Möchte einer der Herren sich äußern?“
„Ja, ich.“ Der Atomphysiker Sarner erhob sich.
„Die Erklärung für den Untergang des ›Kondors‹ liegt in ihm selbst begründet“, sagte er und sah alle der Reihe nach mit seinen weitsichtigen Vogelaugen an. Neben dem schwarzen Haar wirkte seine Iris fast weiß. „Das heißt, es gibt eine Erklärung, wir sehen sie im Moment nur noch nicht. Das Durcheinander in den Kajüten, die unangerührten Vorräte, Zustand und Lage der Toten, die beschädigten Einrichtungen — all das hat etwas zu bedeuten.“
„Wenn Sie nicht mehr zu sagen haben“, warf Gaarb ärgerlich ein.
„Immer langsam! Wir tappen im dunkeln, müssen einen Weg suchen. Vorläufig wissen wir nur sehr wenig.
Ich habe den Eindruck, uns fehlt der Mut, gewisse Dinge, die wir an Bord des ›Kondors‹ gesehen haben, beim Namen zu nennen. Deshalb klammern wir uns so hartnäckig an die Hypothese einer Vergiftung und eines dadurch hervorgerufenen Massenwahnsinns.

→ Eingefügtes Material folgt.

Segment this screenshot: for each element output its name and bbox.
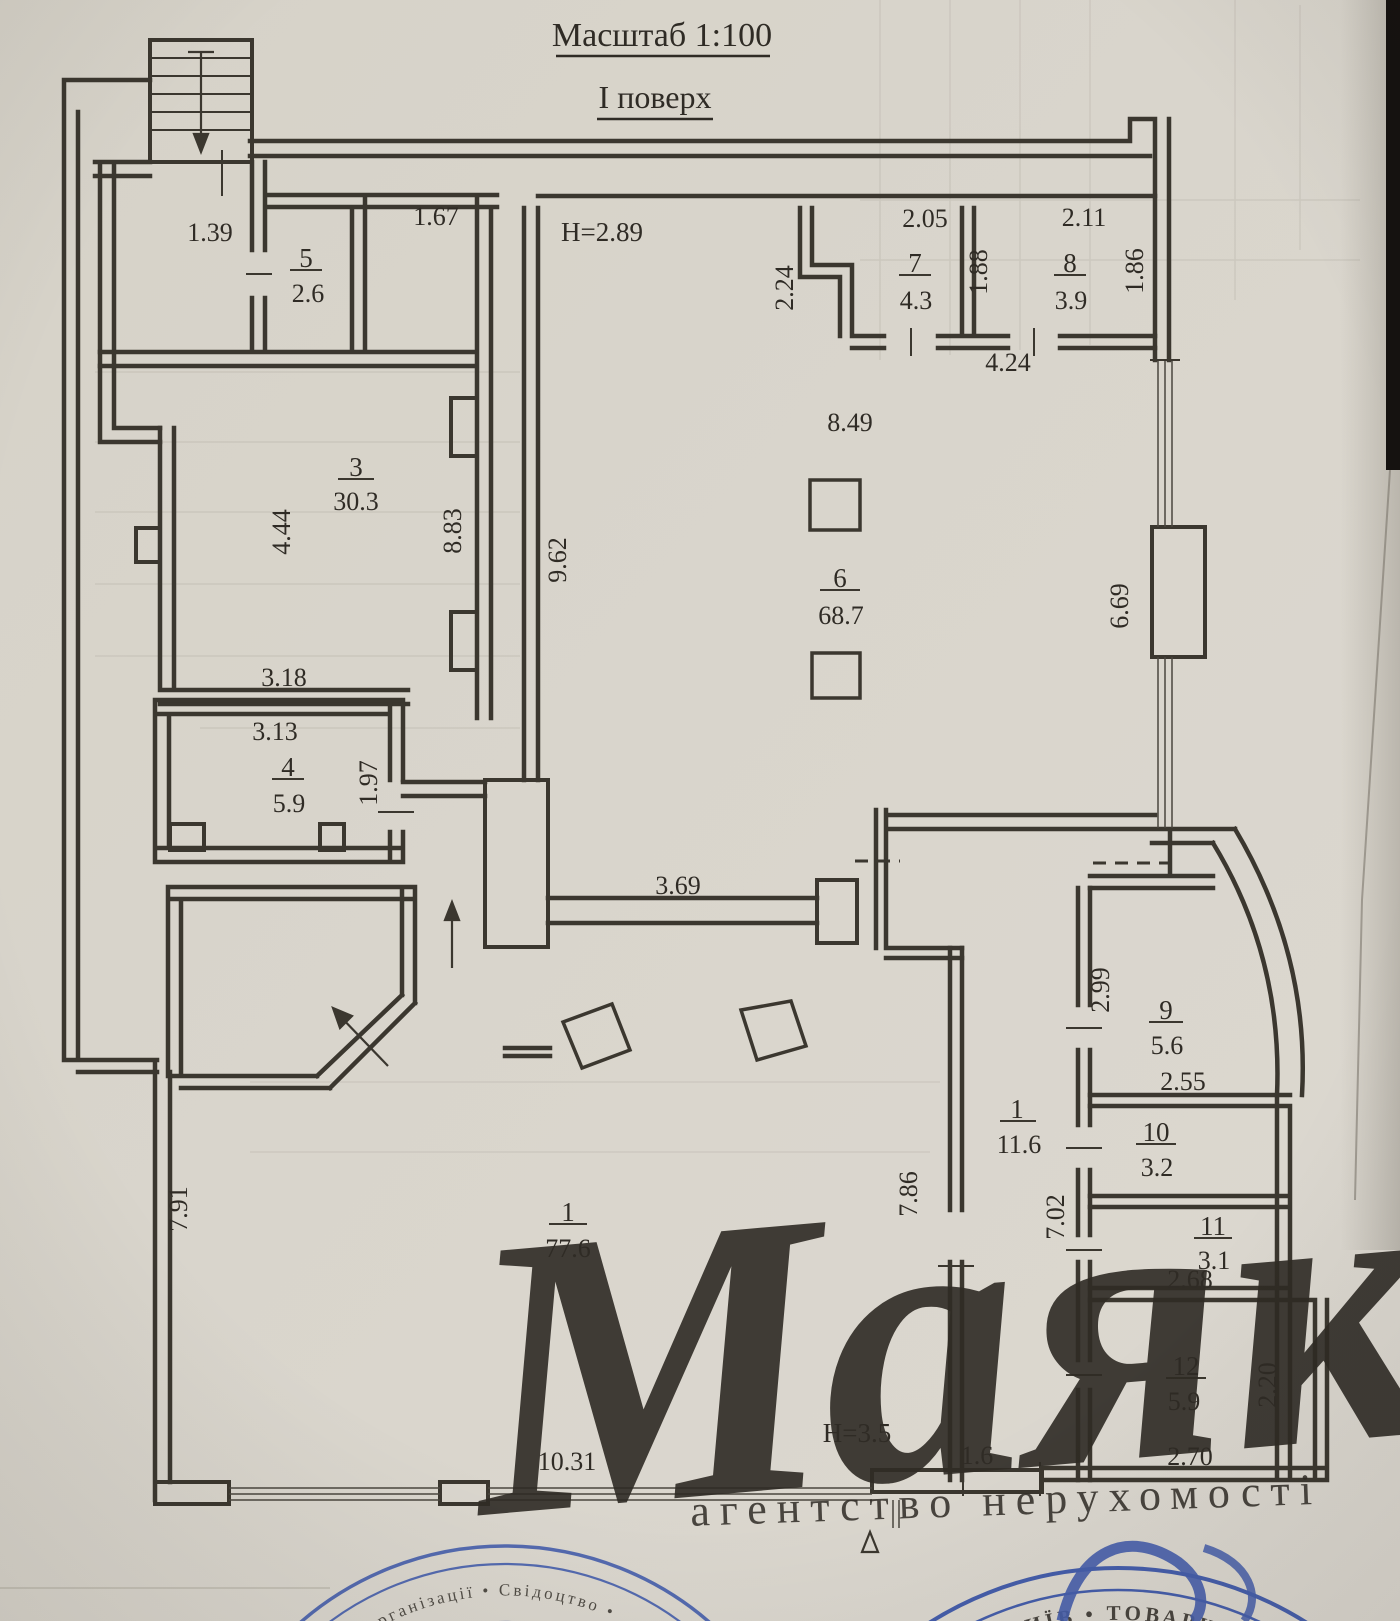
scanned-floor-plan-page: Масштаб 1:100 І поверх Н=2.89 Н=3.5 5 2.… — [0, 0, 1400, 1621]
vignette-overlay — [0, 0, 1400, 1621]
floor-plan-svg: Масштаб 1:100 І поверх Н=2.89 Н=3.5 5 2.… — [0, 0, 1400, 1621]
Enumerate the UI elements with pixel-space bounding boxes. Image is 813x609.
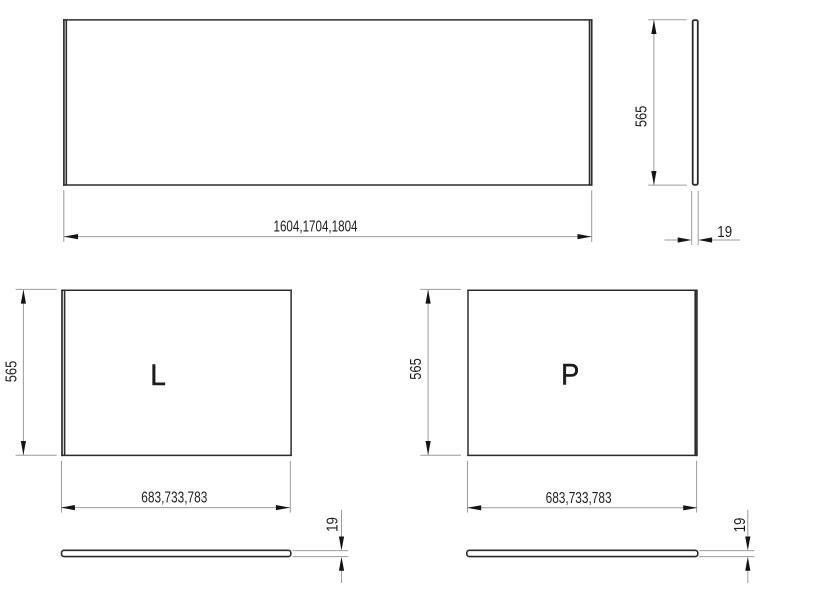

Wir müssen jedoch in unserem eigenen Interesse und mit Rücksicht auf die Leute vom ›Kondor‹ den Tatsachen unerschrocken ins Auge sehen.
Ich bitte Sie, vielmehr, ich fordere kategorisch, daß jeder von uns sofort ausspricht, was ihn an Bord des Schiffes am meisten schockiert hat, was er vielleicht noch niemandem anvertraut hat, was er eigentlich lieber vergessen wollte.“
Sarner setzte sich. Rohan überwand sich und erzählte von den Seifenstücken, die er im Baderaum bemerkt hatte.
Danach stand Gralew auf. Unter den Stößen der zerrissenen Landkarten und der zerfetzten Bücher sei das ganze Deck voll vertrockneter Exkremente gewesen.
Ein anderer sprach von einer Konservendose, die Spuren von Zähnen zeigte, als hätte jemand versucht, das Blech zu durchbeißen. Gaarb war am meisten von den Krakeleien im Bordbuch und der Notiz über die „Fliegen“ erschüttert.
Damit ließ er es jedoch nicht bewenden.
„Nehmen wir an, aus dem tektonischen Graben in der,Stadt‹ ist eine Welle Giftgas gedrungen, die der Wind zur Rakete getragen hat. Wenn aus Unvorsichtigkeit die Luke nicht richtig geschlossen war…“
„Nur die' Außenluke war nicht richtig geschlossen, Kollege Gaarb. Davon zeugt der Sand in der Schleusenkammer.
Die Innenluke war zu.“
„Die können sie später zugemacht haben, als sie bereits die Wirkung des Gases zu spüren begannen.“
„Das ist unmöglich, Gaarb. Wenn die Außenluke geöffnet ist, bekommen Sie die Innenluke nicht auf. Sie öffnen sich nie zusammen, dadurch ist jede Unvorsichtigkeit oder Nachlässigkeit ausgeschlossen.“
„Aber in einem gibt es für mich keinen Zweifel: Es muß plötzlich geschehen sein. Massenwahnsinn — ich behaupte gar nicht, daß auf dem Flug im All keine Psychosefälle auftreten können, aber noch niemals auf einem Planeten, obendrein buchstäblich wenige Stunden nach der Landung. Ein Massenwahnsinn, der die ganze Besatzung erfaßt hat, kann nur die Folge einer Vergiftung gewesen sein…“
„Oder der Infantilität“, bemerkte Sarner.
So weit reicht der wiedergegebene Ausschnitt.